Danny Boyle tem mais que capacidade de trazer ao espectador filmes realmente bons ou inventivos. Veja-se o caso da sua estreia interessante com
Shallow Grave (1994) e, dois anos depois, com o auge da sua carreira,
Trainspotting (1996) - um dos mais importantes filmes da década de 90. Pontualmente o realizador britânico, com traços anarquistas e rebeldes, trouxe ainda ao cinema filmes competentes e originais, como o caso de
28 Days Later... (2002). Eis que em 2009 e embalado pela ode à chamada era Obama, sai do seu relativo anonimato perante as grandes massas e vence oito Óscares da Academia, atingindo um protagonismo improvável até à data.
Slumdog Millionaire (2008) trouxe um
feel good movie às bocas do mundo, mas também intensificou uma veia menos promissora e bem menos interessante do realizador, que já havia sido revelada com
The Beach (2000) numa escala bem menor.
A verdade é que se
Slumdog Millionaire, dentro de todos os seus defeitos - especialmente a sobrevalorização - era uma obra que na verdade tinha o seu mérito, no caso de
127 Horas fica-se com dúvidas. Baseado na história do alpinista e aventureiro, Aron Ralston, assumiu-se automaticamente que a veracidade e dramatismo da história seriam mais que suficientes para criar um filme. Mas como colocar isso num argumento de cerca de 90 minutos? Na verdade, nem
Danny Boyle nem
Simon Beaufoy perceberam. Aquilo que nos é apresentado não passa de um acontecimento emocionante, revelado de uma forma tediosa e arrastada ao máximo possível. Daí que não se compreenda - perante um argumento inexistente - que este filme esteja nomeado ao Óscar de
Melhor Argumento Adaptado, para não falar obviamente da sua nomeação principal a
Melhor Filme, a ocupar lugar a outros filmes bem melhores.
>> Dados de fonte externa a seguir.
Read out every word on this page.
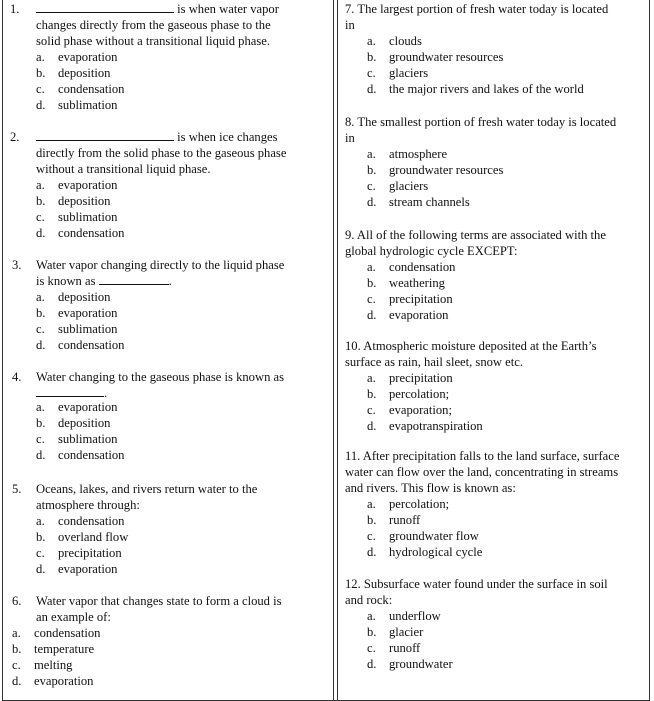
1.	is when water vapor
changes directly from the gaseous phase to the
solid phase without a transitional liquid phase.
a. evaporation
b. deposition
c. condensation
d. sublimation
2.	is when ice changes
directly from the solid phase to the gaseous phase
without a transitional liquid phase.
a. evaporation
b. deposition
c. sublimation
d. condensation
3. Water vapor changing directly to the liquid phase
is known as	.
a. deposition
b. evaporation
c. sublimation
d. condensation
4. Water changing to the gaseous phase is known as
.
a. evaporation
b. deposition
c. sublimation
d. condensation
5. Oceans, lakes, and rivers return water to the
atmosphere through:
a. condensation
b. overland flow
c. precipitation
d. evaporation
6. Water vapor that changes state to form a cloud is
an example of:
a. condensation
b. temperature
c. melting
d. evaporation
7. The largest portion of fresh water today is located
in
a. clouds
b. groundwater resources
c. glaciers
d. the major rivers and lakes of the world
8. The smallest portion of fresh water today is located
in
a. atmosphere
b. groundwater resources
c. glaciers
d. stream channels
9. All of the following terms are associated with the
global hydrologic cycle EXCEPT:
a. condensation
b. weathering
c. precipitation
d. evaporation
10. Atmospheric moisture deposited at the Earth’s
surface as rain, hail sleet, snow etc.
a. precipitation
b. percolation;
c. evaporation;
d. evapotranspiration
11. After precipitation falls to the land surface, surface
water can flow over the land, concentrating in streams
and rivers. This flow is known as:
a. percolation;
b. runoff
c. groundwater flow
d. hydrological cycle
12. Subsurface water found under the surface in soil
and rock:
a. underflow
b. glacier
c. runoff
d. groundwater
Se na verdade é uma tarefa bastante complicada colocar em cinema e manter interessante uma história tão linear quanto esta, olha-se para o espanhol
Buried e encontra-se muito mais, com menos orçamento e possibilidades. Porém daqui coloca-se a questão: toda e qualquer potencial ideia interessante deve ser transformada em filme?
Em
127 Horas parte-se dos pressupostos clichés, das histórias motivadoras e de coragem. Dos espíritos indomáveis e da busca de energia pessoal e auto-motivações em lugares inimagináveis. Se em algumas histórias resulta, aqui entramos numa espiral de tédio que só termina no final do filme. Da personagem principal nada se conhece - além das suas óbvias atitudes irreflectidas - nem através dos
flashbacks, cuja tarefa era supostamente essa: a de dar a conhecer a personagem principal e desviar o olhar do acontecimento principal, prolongando a história durante mais alguns minutos. E se essa solução técnica poderia ter salvo o filme, acaba por não resultar, pois a vida de Aron Ralston é aparentemente tão interessante como o filme: ou seja, nada. A história não é marcante, não é uma triunfante história real, não é impressionante, não é motivadora nem uma história de coragem. É simplesmente aborrecida.
Na realização,
Danny Boyle faz um trabalho vergonhoso. Se em
Slumdog Millionaire, mesmo tendo alguns momentos questionáveis, conseguiu cenas realmente brilhantes, em
127 Horas apoia-se em truques baratos para agarrar as emoções do espectador, de onde se destaca o estilo
videoclip da MTV. A montagem acelerada, o excesso de
split screens sem qualquer sentido, o uso inadequado de
flashbacks e a utilização
cliché da música e efeitos sonoros, contribuem para um sentimento negativo perante este trabalho. Tecnicamente, a fotografia de
Enrique Chediak e
Anthony Dod Mantle (
Slumdog Millionaire) é provavelmente a parte mais positiva do filme, repleta de imagens fulgurantes e assombrosas. Todas as outras categorias técnicas para as quais foi nomeado - especialmente
Melhor Montagem - são consequência da sobrevalorização do filme.
Quanto a
James Franco, num
one man show, faz o melhor que pode com aquilo que lhe é dado. Assume bem o seu papel de aventureiro, num ritmo frenético e contagiante, que sabe equilibrar com os momentos de desespero. O seu desempenho é intenso e nunca soa falso, mas está também longe de ser memorável. A sua nomeação para
Melhor Actor poderia ter cabido a outro actor cuja performance em
Blue Valentine (que também estreia esta semana) é superior:
Ryan Gosling.
O estilo frenético e exibicionista da câmara de
Danny Boyle tende a distrair a atenção do essencial do filme: a história humana do protagonista. Mas na verdade, neste caso havia muito pouco para fazer. É um filme onde uma vez mais predomina o estilo sobre a substância, criando uma obra extremamente irritante e aborrecida. Tirando a famosa e polémica cena que todos falam e que levou à criação deste filme - gráfica, mas não em demasia e perfeitamente justificável - falta a
127 Horas um espírito genuíno e dramático e que realmente sirva de inspiração ao espectador, como fazia crer. Para um filme que pretendia ilustrar a angústia vivenciada pelo protagonista, perde-se demasiado em elementos secundários que distraem claramente o espectador e eliminam esse sentimento angustiante e claustrofóbico (como acontece em
Buried). A única angústia muito bem retratada durante o filme é a sensação interminável de que o final nunca mais chega.